Submission + - U of Calif. San Diego chancellor is a director of outsoucer hired by UCSF (computerworld.com)

dcblogs writes: The offshore outsourcing planned at the University of California's San Francisco (UCSF) campus is following a standard playbook. The affected employees expect to train their replacements as a condition of severance. Their jobs will soon be in India and they'll be out of work. But the chancellor of the University of California, San Diego (UCSD), Pradeep K. Khosla, may still be getting compensated by HCL Infosystems. It is one of the units of India-based HCL, the IT services contractor hired by the university. Khosla is an independent and non-executive director on the HCL Infosystems board of directors. Khosla has reported his HCL compensation to the university at $12,000 last year for 56 hours of total time served. He also earns $12,000 from Infosys Science Foundation as chair of the engineering and computer science jury, according to the compensation report. When asked if the university's contract with HCL creates a conflict for Khosla, a UCSD spokeswoman,replied: "The contract was negotiated between UCSF and HCL; it did not involve Chancellor Pradeep Khosla in any way, nor was it discussed at any HCL meeting that Chancellor Khosla attended." But the HCL contract can be leveraged by any UC campus. The "HCL agreement is UC-wide," according to notes from the university's system-wide Architecture Committee. "Other CIOs looking at UCSF experience before other folks dip in. Wait for a year before jumping in with HCL." Another issue for the university may be having an association generally with the offshore outsourcing industry, which works at displacing U.S. IT workers, including computer science grads of institutions such as the University of California.

Comment Re:This is stupid (Score 1) 325

Stupid or inexperienced?

Even back when I was about to graduate high school, the message was clear that the next step is definitely to get into a school (any school) and you will be needing a student loan or three.
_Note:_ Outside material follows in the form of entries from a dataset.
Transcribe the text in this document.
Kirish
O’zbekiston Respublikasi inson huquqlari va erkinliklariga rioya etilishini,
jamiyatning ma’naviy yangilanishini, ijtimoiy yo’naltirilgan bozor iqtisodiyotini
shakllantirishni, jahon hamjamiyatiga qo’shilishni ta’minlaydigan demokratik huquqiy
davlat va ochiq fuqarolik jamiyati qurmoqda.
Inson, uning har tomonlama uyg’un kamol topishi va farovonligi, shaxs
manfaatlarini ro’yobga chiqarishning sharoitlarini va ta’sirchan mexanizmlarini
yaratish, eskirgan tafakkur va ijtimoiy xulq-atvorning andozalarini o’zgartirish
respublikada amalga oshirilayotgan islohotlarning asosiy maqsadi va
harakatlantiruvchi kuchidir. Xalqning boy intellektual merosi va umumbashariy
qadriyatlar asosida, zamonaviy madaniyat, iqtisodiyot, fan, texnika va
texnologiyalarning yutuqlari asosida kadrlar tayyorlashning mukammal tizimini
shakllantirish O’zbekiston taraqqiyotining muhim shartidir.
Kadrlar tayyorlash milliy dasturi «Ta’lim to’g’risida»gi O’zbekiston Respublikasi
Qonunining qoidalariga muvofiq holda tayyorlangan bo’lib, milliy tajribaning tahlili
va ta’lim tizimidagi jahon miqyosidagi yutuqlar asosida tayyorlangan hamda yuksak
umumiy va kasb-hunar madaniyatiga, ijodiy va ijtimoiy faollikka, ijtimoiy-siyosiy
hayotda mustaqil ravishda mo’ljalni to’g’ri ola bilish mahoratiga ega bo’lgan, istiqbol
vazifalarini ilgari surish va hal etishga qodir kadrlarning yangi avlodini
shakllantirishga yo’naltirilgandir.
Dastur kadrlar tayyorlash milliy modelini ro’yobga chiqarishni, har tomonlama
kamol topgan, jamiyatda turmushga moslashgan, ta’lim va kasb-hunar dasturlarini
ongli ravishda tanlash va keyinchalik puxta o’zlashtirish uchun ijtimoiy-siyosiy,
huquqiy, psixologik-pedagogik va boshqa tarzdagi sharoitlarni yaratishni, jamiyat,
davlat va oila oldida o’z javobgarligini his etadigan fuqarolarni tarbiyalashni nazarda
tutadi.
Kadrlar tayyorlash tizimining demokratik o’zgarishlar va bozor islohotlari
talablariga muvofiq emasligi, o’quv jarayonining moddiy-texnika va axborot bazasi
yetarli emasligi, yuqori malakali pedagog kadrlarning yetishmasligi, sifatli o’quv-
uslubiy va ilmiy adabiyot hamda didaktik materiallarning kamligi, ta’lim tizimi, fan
That was a strong message from pretty much any and every "adult influence" in your life. And that was before helicopter parenting and other think of the children measures had removed many of the opportunities a teen might have to operate semi-independently where they would gain some experience that might help them see through the scam.

Comment Re:And Yawn! (Score 1) 17

A properly designed system shouldn't be highly dependent upon any kind of persistence layer, although if you follow the provider's example programs you'll tend to spread dependencies through your code. But a smart designer hides that all away deep down in some kind of abstraction.

A demonstration of exactly how little you are dependent on a vendor is probably a very good thing, if you're a big customer. Oh, we'll run *this* part of our product on the other guy's cloud service and boom. It happens. Shows the vendors who's boss.

Comment Re: So basically ... the attack wins? (Score 1) 206

Even a session wouldn't help. Many communications over the net are machine to machine. Also there's the whole solve the CAPTCHA by mechanical Turk (paid for with copied porn).

I wouldn't be surprised if within a year of setting up such a scheme, CAPTCHAs for certain websites would develop a very high failure rate.

How would a search engine spider the web?

Comment Re:So basically ... the attack wins? (Score 1) 206

Sorry, there's really no difference. An attacker can easily appear to be the browser of their choice.

Going to CAPTCHAs that would actually work would be as bad as shutting the routers off and going home. Are you really willing to solve a captcha every time a daemon on your system wants to do a DNS lookup of check in with a time server? Besides, they can actually be solved by putting up a porn site (solve the captcha, see the next image).